The discriminator field must be a field at the top model which will be used to determine which sub model is being used. For example, if you have an Animal class with Cat, Dog and Chicken as sub classes, the animalType field could be used as the discriminator to determine which animal is actually being used.

The subTypes must list the classes of the inheriting models. The classes themselves don't have to inherit from the super type. In fact, Swagger will not automatically read the extending classes and you have to manually describe these classes in the subTypes in order for them to be parsed.

@ApiModel(value="SuperModel", discriminator = "foo", subTypes = {SubModel.class})
public class SuperModel {...}

@ApiModel(value="SubModel")
public class SubModel {...}

The above snippet is a simple sample of how inheritance can be described. Notice SubModel does not extend SuperModel. In the same way, you can add multiple inheriting classes. There can be any number of inheritance levels.

The output for this would be:

"SuperModel": {
  "id": "SuperModel",
  "required": [
    "foo"
  ],
  "properties": {
    "foo": {
      "type": "string"
    }
  },
  "subTypes": ["SubModel"],
  "discriminator": "foo"
},
"SubModel": {
  "id": "SubModel",
  "properties": {
     ...
  },
}

For further details about this annotation, usage and edge cases, check out the javadocs.

@ApiModelProperty

While swagger-core will introspect fields and setters/getters, it will also read and process JAXB annotations. The @ApiModelProperty allows controlling Swagger-specific definitions such as allowed values, and additional notes. It also offers additional filtering properties in case you want to hide the property in certain scenarios.

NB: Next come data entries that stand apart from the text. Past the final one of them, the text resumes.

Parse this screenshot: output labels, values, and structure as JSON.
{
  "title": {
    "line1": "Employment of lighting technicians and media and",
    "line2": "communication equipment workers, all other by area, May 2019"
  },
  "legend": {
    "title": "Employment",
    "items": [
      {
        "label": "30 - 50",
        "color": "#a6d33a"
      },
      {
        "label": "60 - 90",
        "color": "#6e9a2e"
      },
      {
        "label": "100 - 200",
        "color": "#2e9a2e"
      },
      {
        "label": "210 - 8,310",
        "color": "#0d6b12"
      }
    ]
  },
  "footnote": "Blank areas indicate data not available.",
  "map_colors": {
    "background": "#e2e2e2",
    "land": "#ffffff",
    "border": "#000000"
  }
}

For information about this in the Swagger Spec, check out the Property Object.

  @ApiModelProperty(value = "pet status in the store", allowableValues = "available,pending,sold")
  public String getStatus() {
    return status;
  }

This is a simple example of adding a short description to the model property. It can also be observed that while status is a String, we document it as having only three possible values.

The output of it would be:

  "properties": {
        ...,
        "status": {
          "type": "string",
          "description": "pet status in the store",
          "enum": [
            "available",
            "pending",
            "sold"
          ]
        }
      }

For further details about this annotation, usage and edge cases, check out the javadocs.